Padraig nodded to the stump of a tree about forty yards away, close to where the track took off into the woods. It was perhaps a foot in diameter and stood about six feet out of the earth.

“I’ll attempt a single throw. No more! I’ve learned from experience that use of the weapon draws deeply on the thrower, in body and spirit. It’s my guess that the inscriptions you see on the cutting edges of the blades were meant to be invoked in the act of throwing. I cannot read a single character of these but I’ll make do with a mantra of my own. In the meantime you should all stand well clear.”

They drew back and watched.

Padraig closed his eyes, rocking slightly on his feet as he searched for balance in his grip. Opening his eyes again, his gaze focused on the distant tree trunk. His right arm sprang back in a curve, muscles standing out like hawsers. In that same movement, his head inclined so that his line of sight was one with the target, and then, as a low-pitched growl of song burst from his lips, the weapon leaped from the twisting curl of his wrist.

The battle-axe whirled, making a low humming noise, as if in reply to the invocation of Padraig’s chant, while the four friends watched in astonishment. When the axe struck the tree trunk, the dense wood shattered, as if struck by an explosive missile. But still the humming and whirling continued. Only the pitch changed, signaling what appeared to be an impossible change of direction, as the spinning blade wheeled around in an arc, heading back to be grasped, as if in a consummation of purpose, by Padraig’s upraised hand.

With gasps of awe, the four friends gathered around Padraig, witnessing the discharge of spiritual tension that exhausted him as he slowly fell to his knees and, with a reverential right hand, laid the battle-axe on the ground.

That night Alan woke from sleep with the memory of Mo’s sweet song to the mountain like a caress in his mind. He sensed what was coming.

He murmured, “No!” But it was a token resistance.

The wave came, more gentle than before, a slow rise over many minutes, washing over his skin like a mist of kisses, as though this time the seduction was meant for him alone. His mind opened out onto the vast panorama that bridged the valley, until the vision of the mountain filled all of his senses. He felt its breath touch the membranes of his eyes. He tasted the exultation of its longing on his tongue. His body unfolded to the ecstasy of the calling, embracing every delicious mote as it flowed, in streams and rivulets of abandonment, through the inner spaces of his being.

Day after day, blue smoke rose from the soot-stained steel chimney over the corrugated iron roof of the old forge.
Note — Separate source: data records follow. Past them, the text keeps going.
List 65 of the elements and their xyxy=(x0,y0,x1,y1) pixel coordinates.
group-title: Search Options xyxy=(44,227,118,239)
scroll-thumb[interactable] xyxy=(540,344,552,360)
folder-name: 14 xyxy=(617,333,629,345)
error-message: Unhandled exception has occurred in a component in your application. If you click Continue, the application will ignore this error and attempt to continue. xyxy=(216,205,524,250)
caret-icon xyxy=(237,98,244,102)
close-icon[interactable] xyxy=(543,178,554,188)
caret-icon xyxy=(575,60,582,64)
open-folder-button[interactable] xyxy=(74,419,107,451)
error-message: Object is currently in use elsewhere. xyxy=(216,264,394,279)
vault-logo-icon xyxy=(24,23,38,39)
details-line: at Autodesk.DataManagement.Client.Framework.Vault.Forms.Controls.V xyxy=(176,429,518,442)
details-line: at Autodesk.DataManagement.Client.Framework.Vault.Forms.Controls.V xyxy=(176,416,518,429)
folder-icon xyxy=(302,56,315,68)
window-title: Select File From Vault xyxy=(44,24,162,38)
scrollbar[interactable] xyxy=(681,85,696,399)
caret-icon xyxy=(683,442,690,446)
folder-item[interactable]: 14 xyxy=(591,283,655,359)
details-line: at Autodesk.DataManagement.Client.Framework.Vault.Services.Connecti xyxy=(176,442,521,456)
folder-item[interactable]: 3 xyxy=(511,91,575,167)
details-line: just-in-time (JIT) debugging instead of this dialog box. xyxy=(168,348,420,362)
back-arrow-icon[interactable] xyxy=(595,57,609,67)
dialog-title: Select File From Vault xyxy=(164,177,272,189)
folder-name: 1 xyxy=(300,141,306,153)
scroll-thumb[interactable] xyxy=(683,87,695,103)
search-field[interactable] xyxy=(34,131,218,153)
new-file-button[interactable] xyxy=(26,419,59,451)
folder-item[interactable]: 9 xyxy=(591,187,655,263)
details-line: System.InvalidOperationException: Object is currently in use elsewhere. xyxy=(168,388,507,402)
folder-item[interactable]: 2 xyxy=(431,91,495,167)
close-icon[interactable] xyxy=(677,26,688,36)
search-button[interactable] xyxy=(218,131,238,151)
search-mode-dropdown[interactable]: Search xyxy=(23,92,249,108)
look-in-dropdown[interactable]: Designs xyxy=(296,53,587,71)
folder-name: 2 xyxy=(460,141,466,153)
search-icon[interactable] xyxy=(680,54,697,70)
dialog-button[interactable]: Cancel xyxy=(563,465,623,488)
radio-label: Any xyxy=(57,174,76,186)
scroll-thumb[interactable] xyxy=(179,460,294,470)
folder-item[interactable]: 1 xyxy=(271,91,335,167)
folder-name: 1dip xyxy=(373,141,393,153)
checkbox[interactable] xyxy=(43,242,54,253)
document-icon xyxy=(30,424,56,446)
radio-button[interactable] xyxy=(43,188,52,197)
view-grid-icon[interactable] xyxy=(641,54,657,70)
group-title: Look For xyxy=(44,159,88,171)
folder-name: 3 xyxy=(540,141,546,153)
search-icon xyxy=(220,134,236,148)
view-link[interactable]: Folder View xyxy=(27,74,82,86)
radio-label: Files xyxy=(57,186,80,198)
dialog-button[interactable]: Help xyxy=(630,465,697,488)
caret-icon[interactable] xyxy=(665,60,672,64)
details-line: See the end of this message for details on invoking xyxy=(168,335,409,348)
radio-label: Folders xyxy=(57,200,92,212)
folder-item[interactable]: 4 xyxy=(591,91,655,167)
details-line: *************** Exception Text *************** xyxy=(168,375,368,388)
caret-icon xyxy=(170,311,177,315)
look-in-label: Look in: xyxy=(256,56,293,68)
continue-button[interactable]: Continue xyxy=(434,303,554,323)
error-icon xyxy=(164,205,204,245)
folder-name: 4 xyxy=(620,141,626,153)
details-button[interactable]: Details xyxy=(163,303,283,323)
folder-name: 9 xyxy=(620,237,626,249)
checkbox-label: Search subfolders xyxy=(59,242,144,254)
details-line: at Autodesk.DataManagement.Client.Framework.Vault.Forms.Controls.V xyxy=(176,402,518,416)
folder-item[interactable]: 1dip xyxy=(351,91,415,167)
Here, in the summer’s heat, the pulse of the hammer rang out, steel-ringing and clear, disturbing the blackbirds, robins, blue tits and sparrows, and causing them to shriek outrage at the invasion of tranquility in the broken walls, hedges and hinterland of trees that framed the mill yard. Meanwhile, the days passed by in a blur of enchantment.

Indeed how else could they think of it but as enchantment, days and nights that were woven with spells of seduction, a calling every bit as strange and inexplicable as the caterpillar entombed in its cocoon of magic, from which the magnificent new being, the moth or butterfly, would ultimately appear? An enchantment in which the last vestiges of rational resistance, the last clinging to orderly commonsense, were abandoned to the waves of calling, no matter that, in their more lucid moments, the four friends sensed the anguish of having to say farewell to the world they had been born into, with its comforting bedrock of reason.